A few points are obvious. For example, former Florida Gov. Jeb Bush may be in third place among Republicans in money raised for his campaign ($11.4 million to Cruz’s $14.3 million and Florida Sen. Marco Rubio’s $12.1 million, according to The Washington Post), but both senators have been in the race for several months raising money while Bush has only been an announced candidate (and able to legally raise campaign contributions) for a few weeks. Likewise, the independent super PAC supporting Bush is well ahead of his Republican rivals ($108 million to $37 million for Cruz and $33.1 million for Rubio, with former Texas Gov. Rick Perry’s independent backers bringing in $16.8 million).
There are a few articles that have begun to trickle out analyzing some of the less obvious details. For example, The Washington Post reports on the “burn rates” of several campaigns:
The so-called burn rate -- comparing money raised with money spent – showed [Donald] Trump in the lead, spending 74 percent of the campaign funds he has raised so far in his official campaign account….
[Ben] Carson, the Baltimore neurosurgeon, burned through 64 percent of the money he has raised to date, putting him close to Rick Santorum, who had a 62 percent burn rate, according to numbers filed Wednesday with the Federal Election Commission….
Typically candidates hold on to the funds they raise early in a campaign. But this year there is enormous pressure on candidates to maintain visibility and credibility in an unusually crowded GOP field….
The details of the spending provide information about each campaign’s focus and challenges. Trump’s funds were spent on travel and staff, not surprising for a candidate who just entered the race and is trying to quickly build a campaign infrastructure. That half a million of the $1.5 million spent went to private jet service might raise a few eyebrows, however. Carson and Santorum’s spending focused on fundraising, although it only appears to have paid off for one of the two:
This spending appears to have paid off in one way for Carson, who reported a large number of small donors. All told, Carson received $5.7 million from donors contributing less than $250 each….
Carson’s fundraising total came to $10.6 million, while Santorum brought in a little more than $600,000.
Another measure often looked at is a candidate’s ability to raise money from small-dollar donors, often seen as a sign of grassroots support. The New York Times reports on Vermont Sen. Bernie Sanders’ success on this metric compared to Clinton:
Of the $47.5 million that Mrs. Clinton has raised, less than one-fifth has come from donations of $200 or less. That is a far smaller proportion than that of her Democratic and Republican rivals who have excited grass-roots donors on the left and right, such as Senators Bernie Sanders of Vermont and Ted Cruz of Texas. While Mr. Sanders raised far less than Mrs. Clinton over all — about $15 million, including money transferred from his Senate account — about four-fifths of that amount came from smaller donors….
Some of Mrs. Clinton’s allies acknowledge that Mr.
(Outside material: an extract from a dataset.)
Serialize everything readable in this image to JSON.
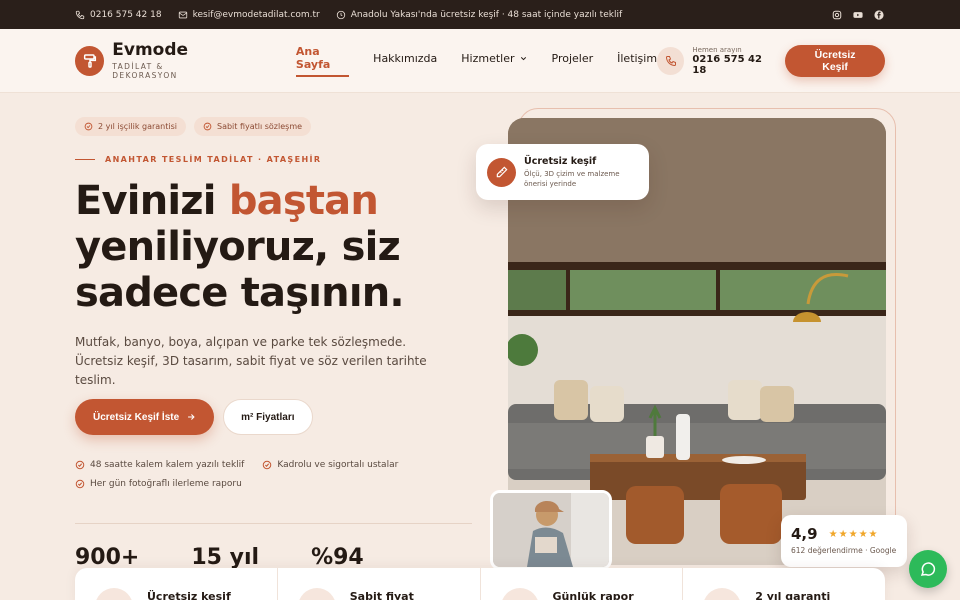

Sanders has done a better job of engaging small donors on the left. “The small donors right now are very much attracted to what Bernie is saying,” said Ed Rendell, a former Pennsylvania governor and a Clinton supporter….
Another metric Clinton appears to be falling short on is a comparison to what Democratic donors gave in the 2008 race by this same point in time:
Some Democrats privately said that Mrs. Clinton’s campaign fund-raising is less impressive than it appears. Aside from Martin O’Malley, the former Maryland governor, who reported raising $2 million for his campaign, Mrs. Clinton has no competition for the Democrats’ big-donor establishment, which handed out a combined $80 million to a crowded Democratic primary field during the equivalent fund-raising period in 2007, the last open primary.
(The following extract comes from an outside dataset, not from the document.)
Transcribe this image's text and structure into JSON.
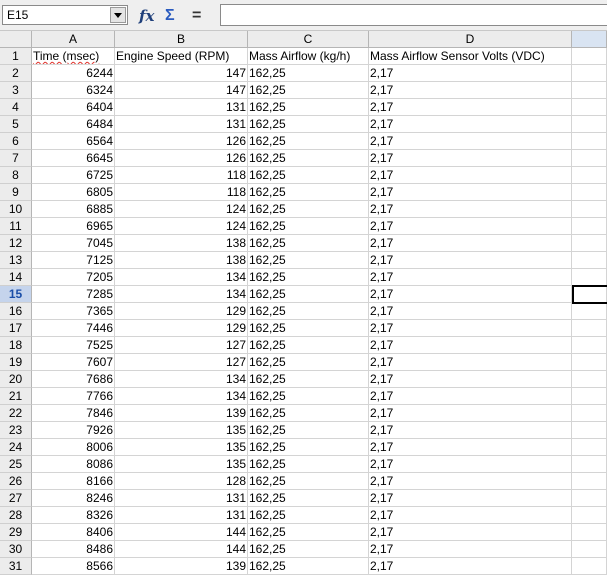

The poor fundraising numbers of some may lead to a decision to leave the race or may further inhibit fundraising; potential donors might decide to ignore candidates struggling to raise money, assuming they are effectively eliminated from the campaign. Two to keep an eye on for this possibility might be former Rhode Island Gov. Lincoln Chafee and former New York Gov. George Pataki, judging by this article from National Journal showing the pair bringing up the rear in fundraising:
Lincoln Chafee - Chafee did not have a very lucrative second quarter. He brought in $392,743—but less than $30,000 of that actually came from contributors. Almost the entirety of Chafee's fundraising, $363,694, came from his own pockets in the form of a candidate loan….
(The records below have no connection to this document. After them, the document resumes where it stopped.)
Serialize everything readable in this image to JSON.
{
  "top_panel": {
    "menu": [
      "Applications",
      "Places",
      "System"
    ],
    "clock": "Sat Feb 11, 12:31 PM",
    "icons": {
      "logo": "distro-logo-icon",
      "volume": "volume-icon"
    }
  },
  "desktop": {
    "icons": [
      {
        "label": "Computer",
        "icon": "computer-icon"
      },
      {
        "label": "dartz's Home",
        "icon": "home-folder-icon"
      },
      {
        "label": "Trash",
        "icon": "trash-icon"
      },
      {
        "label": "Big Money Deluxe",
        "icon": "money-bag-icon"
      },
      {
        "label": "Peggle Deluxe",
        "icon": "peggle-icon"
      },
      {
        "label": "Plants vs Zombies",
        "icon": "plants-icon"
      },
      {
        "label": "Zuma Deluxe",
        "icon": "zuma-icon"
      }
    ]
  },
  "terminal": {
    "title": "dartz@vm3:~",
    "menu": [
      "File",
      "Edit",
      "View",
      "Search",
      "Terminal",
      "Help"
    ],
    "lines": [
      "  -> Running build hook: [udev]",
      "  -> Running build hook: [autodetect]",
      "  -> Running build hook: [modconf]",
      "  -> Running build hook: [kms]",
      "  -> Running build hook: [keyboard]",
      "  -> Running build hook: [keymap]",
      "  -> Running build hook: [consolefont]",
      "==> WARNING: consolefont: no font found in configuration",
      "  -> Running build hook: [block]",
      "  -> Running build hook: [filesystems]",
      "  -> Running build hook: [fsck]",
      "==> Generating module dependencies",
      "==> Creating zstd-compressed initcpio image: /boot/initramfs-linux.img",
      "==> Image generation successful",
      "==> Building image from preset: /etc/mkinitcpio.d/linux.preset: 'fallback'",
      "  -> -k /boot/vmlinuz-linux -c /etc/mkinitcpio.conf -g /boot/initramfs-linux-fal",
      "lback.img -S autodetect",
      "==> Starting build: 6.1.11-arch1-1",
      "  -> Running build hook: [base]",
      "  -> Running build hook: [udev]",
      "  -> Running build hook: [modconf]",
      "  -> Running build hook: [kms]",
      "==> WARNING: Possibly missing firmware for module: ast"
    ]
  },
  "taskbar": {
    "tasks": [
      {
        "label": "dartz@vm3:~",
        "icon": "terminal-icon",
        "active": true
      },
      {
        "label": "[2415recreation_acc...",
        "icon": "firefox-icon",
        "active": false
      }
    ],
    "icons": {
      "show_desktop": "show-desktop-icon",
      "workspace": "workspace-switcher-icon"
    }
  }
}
George Pataki - The Pataki campaign took in $256,000 and spent $48,000 since the former New York governor's campaign launch in late May. He was left with roughly $208,000 cash on hand at the close of the reporting period.
The campaign had about 150 individual donors…
The campaign finance filings tell a lot about the state of the race, and the coverage and analysis of those filings is worth paying attention to because it can actually help shape the race. Expect more analysis and repercussions from it over the coming days.